An emerging trend in pro forma reporting is making some securities analysts cringe.

Under Statement 123R, the Financial Accounting Standards Board’s revised rule on stock-option expensing, the costs of issuing stock options must be included on the income statement rather than hidden in footnotes. Companies with year-ends after June 15, 2005, have begun to comply with 123R, but several companies are backing out all charges for stock-based compensation — even for restricted stock — from their pro forma, or non-GAAP, earnings.

“Nobody used to back out restricted stock,” says Jack Ciesielski, the principal of R.G. Associates Inc., a Baltimore-based investment research and portfolio management firm. “Now it’s the whole kitchen sink.”

Is backing out restricted stock simply a sensible way to treat comparable items comparably — or it might provide an artificial, and deceptive, boost to earnings?

Analysts have long considered pro forma a useful supplement, given the fact that companies must disclose GAAP earnings as well, and reconcile the two sets of figures. Historically, pro forma has often been used to eliminate nonrecurring items from a company’s financials, and if the market is already using non-GAAP numbers to analyze the company’s results, a company that issues pro forma numbers allows analysts and investors to make apples-to-apples comparisons. Indeed, Google made such an argument earlier this month when it issued pro forma figures for its third-quarter earnings estimate.

Since stock options are a noncash expense, many observers expected companies to exclude them from their pro forma results, but the exclusion of restricted stock by some companies seems to have been a surprise. “Shame on them,” said Chuck Mulford, an accounting professor at the Georgia Institute of Technology, upon hearing the details. “They’ll try to feed you anything if you’ll eat it.” Mulford believes that few analysts will be fooled by this “funny business,” and that most will favor companies that are more forthright with their earnings reports.

“It would be incredibly naïve of investors to forgive companies for incurring compensation expense just because it’s denominated in shares of stock, especially as it becomes a more material part of the corporate fabric,” added Ciesielski last week in his blog, Analyst’s Accounting Observer.

Microelectronics supplier Entegris, wrote Ciesielski, disclosed that its pro forma earnings excluded stock-based compensation charges, primarily for restricted stock. Linear Technology issued a similar disclosure, previously reported in The Wall Street Journal, that its pro forma results excluded all charges for stock-based compensation, including restricted stock.

Ciesielski noted that Linear did not come right out and say that it was excluding restricted stock from GAAP to derive its pro forma numbers. Instead, he added the company stated that 123R covers all forms of stock-based compensation, including restricted stock, then proceeded to exclude the total from the pro forma result.

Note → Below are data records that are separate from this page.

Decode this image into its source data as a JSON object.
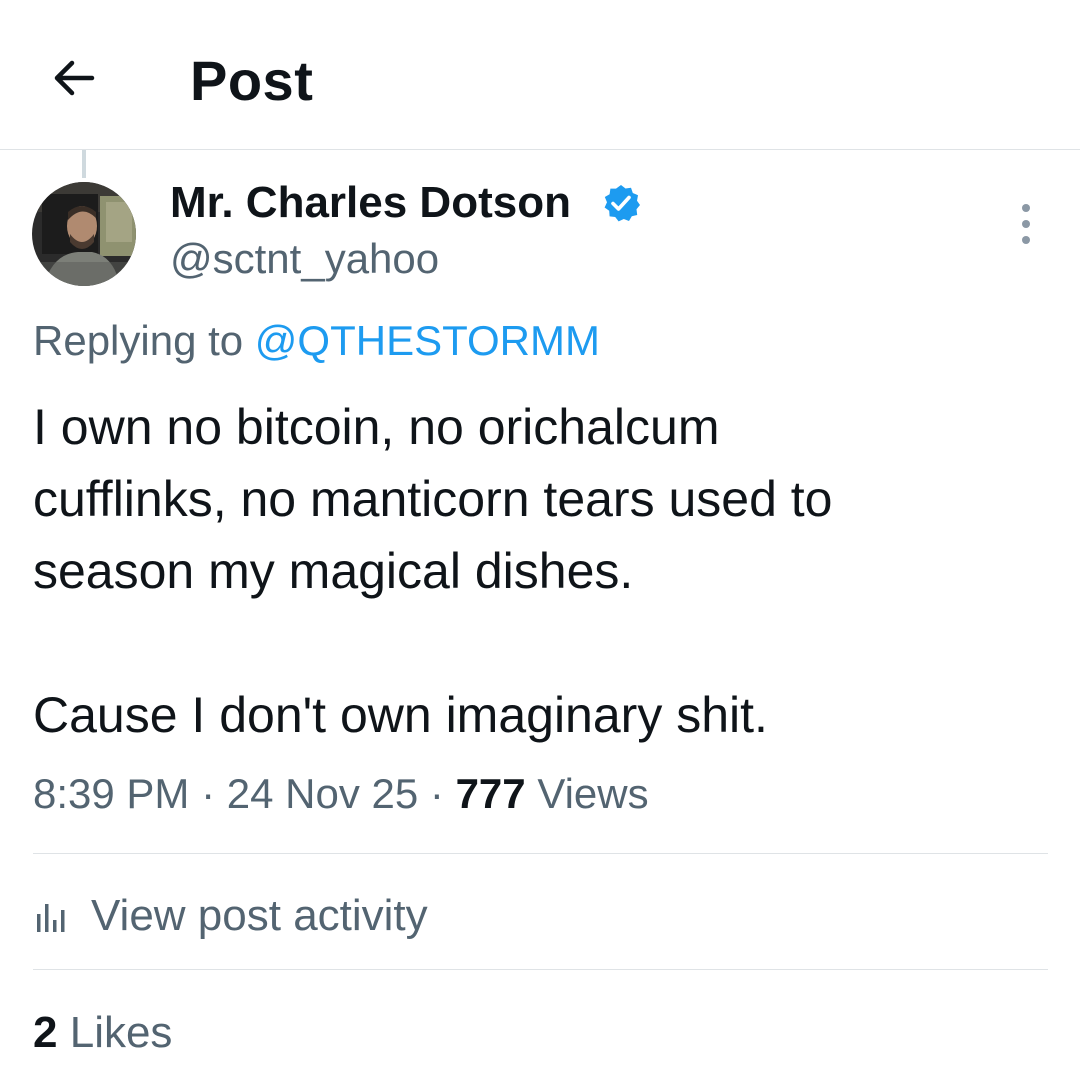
{
  "header": {
    "title": "Post",
    "back_icon": "arrow-left-icon"
  },
  "author": {
    "display_name": "Mr. Charles Dotson",
    "handle": "@sctnt_yahoo",
    "verified_icon": "verified-badge-icon",
    "verified_color": "#1d9bf0"
  },
  "reply": {
    "prefix": "Replying to",
    "mention": "@QTHESTORMM"
  },
  "post": {
    "text": "I own no bitcoin, no orichalcum\ncufflinks, no manticorn tears used to\nseason my magical dishes.\n\nCause I don't own imaginary shit."
  },
  "meta": {
    "time": "8:39 PM",
    "separator": "·",
    "date": "24 Nov 25",
    "views_count": "777",
    "views_label": "Views"
  },
  "activity": {
    "label": "View post activity",
    "icon": "bar-chart-icon"
  },
  "likes": {
    "count": "2",
    "label": "Likes"
  },
  "colors": {
    "accent": "#1d9bf0",
    "secondary_text": "#536471",
    "primary_text": "#0f1419",
    "divider": "#dfe3e6"
  }
}
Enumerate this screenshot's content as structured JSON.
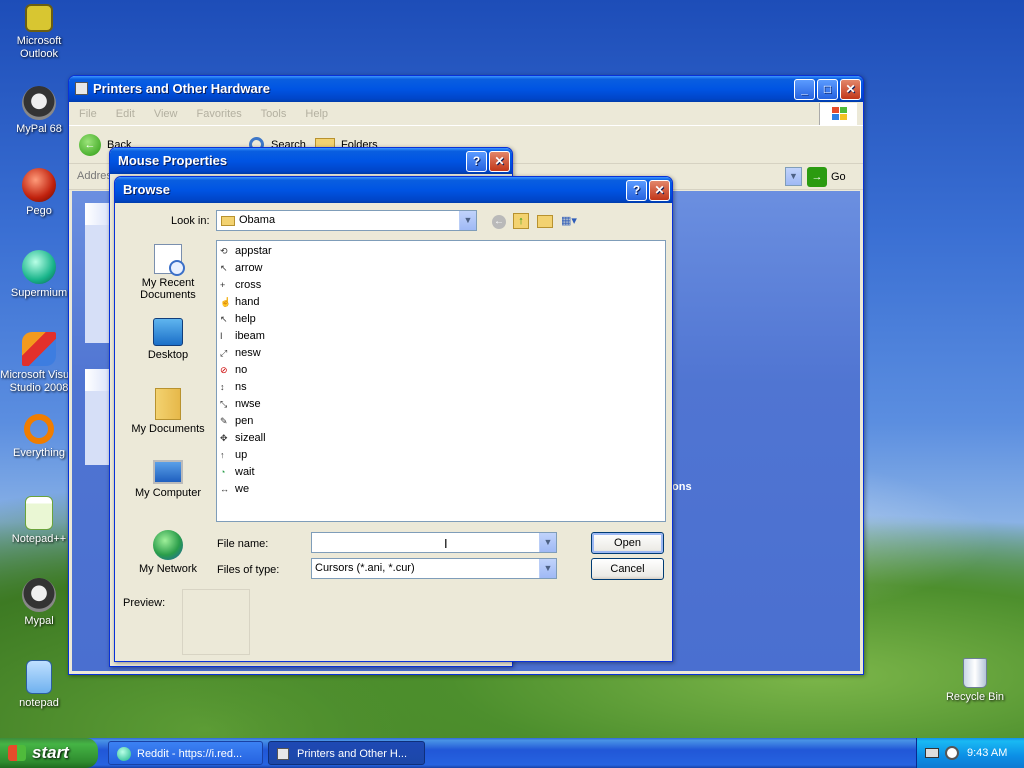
{
  "desktop": {
    "icons": [
      {
        "label": "Microsoft Outlook"
      },
      {
        "label": "MyPal 68"
      },
      {
        "label": "Pego"
      },
      {
        "label": "Supermium"
      },
      {
        "label": "Microsoft Visual Studio 2008"
      },
      {
        "label": "Everything"
      },
      {
        "label": "Notepad++"
      },
      {
        "label": "Mypal"
      },
      {
        "label": "notepad"
      },
      {
        "label": "Recycle Bin"
      }
    ]
  },
  "explorer": {
    "title": "Printers and Other Hardware",
    "menu": [
      "File",
      "Edit",
      "View",
      "Favorites",
      "Tools",
      "Help"
    ],
    "toolbar": {
      "back": "Back",
      "search": "Search",
      "folders": "Folders"
    },
    "address_label": "Address",
    "go": "Go",
    "side_label": "ons"
  },
  "mouse_props": {
    "title": "Mouse Properties"
  },
  "browse": {
    "title": "Browse",
    "look_in_label": "Look in:",
    "look_in_value": "Obama",
    "places": [
      "My Recent Documents",
      "Desktop",
      "My Documents",
      "My Computer",
      "My Network"
    ],
    "files": [
      "appstar",
      "arrow",
      "cross",
      "hand",
      "help",
      "ibeam",
      "nesw",
      "no",
      "ns",
      "nwse",
      "pen",
      "sizeall",
      "up",
      "wait",
      "we"
    ],
    "file_name_label": "File name:",
    "file_name_value": "",
    "files_of_type_label": "Files of type:",
    "files_of_type_value": "Cursors (*.ani, *.cur)",
    "open": "Open",
    "cancel": "Cancel",
    "preview_label": "Preview:"
  },
  "taskbar": {
    "start": "start",
    "tasks": [
      {
        "label": "Reddit - https://i.red..."
      },
      {
        "label": "Printers and Other H..."
      }
    ],
    "clock": "9:43 AM"
  }
}
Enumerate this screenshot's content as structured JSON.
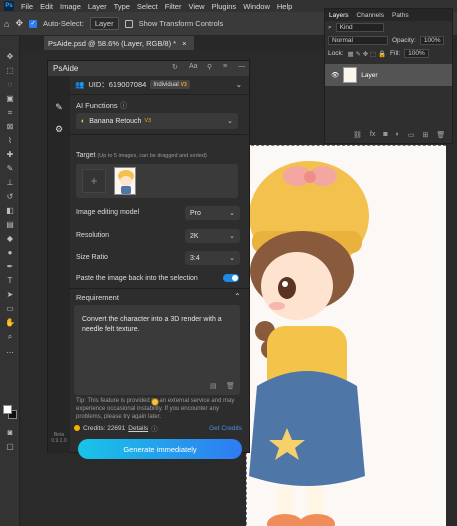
{
  "menubar": {
    "logo": "Ps",
    "items": [
      "File",
      "Edit",
      "Image",
      "Layer",
      "Type",
      "Select",
      "Filter",
      "View",
      "Plugins",
      "Window",
      "Help"
    ]
  },
  "optionsbar": {
    "auto_select_label": "Auto-Select:",
    "auto_select_value": "Layer",
    "transform_label": "Show Transform Controls"
  },
  "document_tab": {
    "title": "PsAide.psd @ 58.6% (Layer, RGB/8) *",
    "close": "×"
  },
  "layers_panel": {
    "tabs": [
      "Layers",
      "Channels",
      "Paths"
    ],
    "filter_value": "Kind",
    "blend_mode": "Normal",
    "opacity_label": "Opacity:",
    "opacity_value": "100%",
    "lock_label": "Lock:",
    "fill_label": "Fill:",
    "fill_value": "100%",
    "layer_name": "Layer"
  },
  "plugin": {
    "title": "PsAide",
    "uid_label": "UID：619007084",
    "plan_badge": "Individual",
    "plan_tier": "V3",
    "ai_functions_label": "AI Functions",
    "function_value": "Banana Retouch",
    "function_tier": "V3",
    "target_label": "Target",
    "target_hint": "(Up to 5 images, can be dragged and sorted)",
    "model_label": "Image editing model",
    "model_value": "Pro",
    "resolution_label": "Resolution",
    "resolution_value": "2K",
    "ratio_label": "Size Ratio",
    "ratio_value": "3:4",
    "paste_label": "Paste the image back into the selection",
    "paste_enabled": true,
    "requirement_label": "Requirement",
    "requirement_text": "Convert the character into a 3D render with a needle felt texture.",
    "tip_text": "Tip: This feature is provided by an external service and may experience occasional instability. If you encounter any problems, please try again later.",
    "credits_label": "Credits: 22691",
    "details_label": "Details",
    "get_credits_label": "Get Credits",
    "generate_label": "Generate immediately",
    "version_text": "Beta 0.9.1.0"
  },
  "colors": {
    "accent": "#2f7cf2",
    "accent_start": "#18c4e8",
    "toggle_on": "#1e88e5",
    "vip_gold": "#f5a623"
  }
}
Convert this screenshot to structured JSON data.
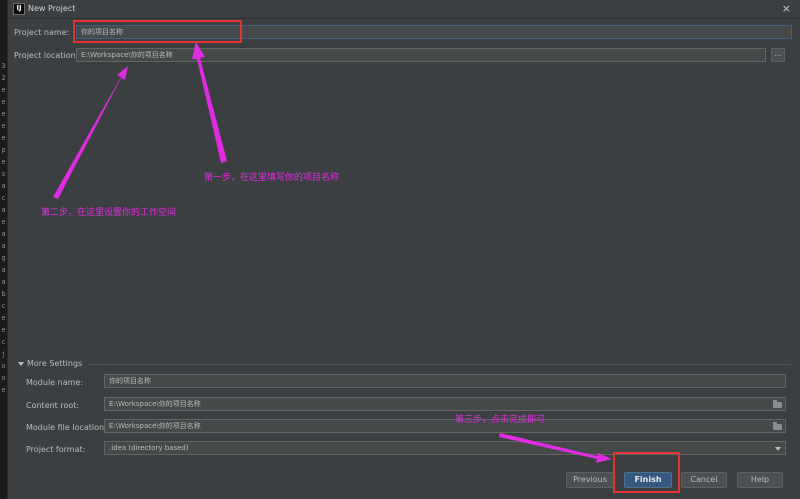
{
  "left_strip_chars": [
    "3",
    "2",
    "e",
    "e",
    "e",
    "e",
    "e",
    "p",
    "e",
    "s",
    "a",
    "c",
    "a",
    "e",
    "a",
    "a",
    "g",
    "a",
    "a",
    "b",
    "c",
    "e",
    "e",
    "c",
    "j",
    "o",
    "o",
    "e"
  ],
  "dialog": {
    "title": "New Project",
    "close_glyph": "×"
  },
  "fields": {
    "project_name_label": "Project name:",
    "project_name_value": "你的项目名称",
    "project_location_label": "Project location:",
    "project_location_value": "E:\\Workspace\\你的项目名称",
    "browse_glyph": "..."
  },
  "more_settings": {
    "title": "More Settings",
    "module_name_label": "Module name:",
    "module_name_value": "你的项目名称",
    "content_root_label": "Content root:",
    "content_root_value": "E:\\Workspace\\你的项目名称",
    "module_file_location_label": "Module file location:",
    "module_file_location_value": "E:\\Workspace\\你的项目名称",
    "project_format_label": "Project format:",
    "project_format_value": ".idea (directory based)"
  },
  "buttons": {
    "previous": "Previous",
    "finish": "Finish",
    "cancel": "Cancel",
    "help": "Help"
  },
  "annotations": {
    "step1": "第一步，在这里填写你的项目名称",
    "step2": "第二步，在这里设置你的工作空间",
    "step3": "第三步，点击完成即可"
  },
  "colors": {
    "annotation": "#e02ce0",
    "highlight_box": "#e3342f",
    "primary_button": "#365880"
  }
}
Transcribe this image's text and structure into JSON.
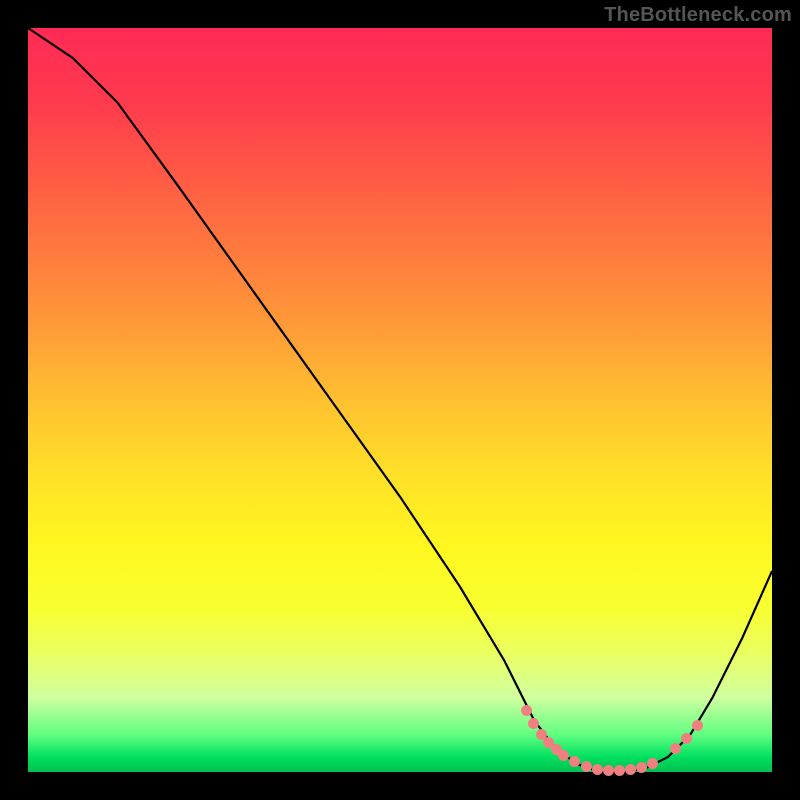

“Beware the generic ‘Statement 123R stock-based compensation’ add-back because companies aren’t being extremely descriptive about what’s in it,” wrote Ciesielski. “It’s easy to dismiss such charges as a simple noncash charge, but it’s getting to the point where we’re almost talking about earnings before costs.”

David Zion, a research analyst at Credit Suisse First Boston, issued a similar warning: “We recommend caution, as some companies may release pro forma results that exclude not only option compensation cost but also the cost of all stock-based compensation. That could give the company an artificial earnings boost, as it is now trying to get you to ignore a cost that it previously included in earnings.”

Robert Willens, an accounting and tax analyst for Lehman Brothers, isn’t surprised to hear that restricted stock is being lumped in with the compensation-expense exclusion from pro forma earnings. “I think if you’re going down that road, it probably makes sense,” he says. “It would be even more confusing to adjust only for certain compensation charges and not for others.” Indeed, he notes, both restricted stock and stock options “are compensatory and entail noncash charges.”

Even so, Willens fears that as more and more companies are required to comply with 123R, a pro forma “free-for-all” will confuse investors: different companies will define pro forma earnings differently, leading to a loss of comparability. “We’re going to wind up in a more confused state than we ever were,” he says.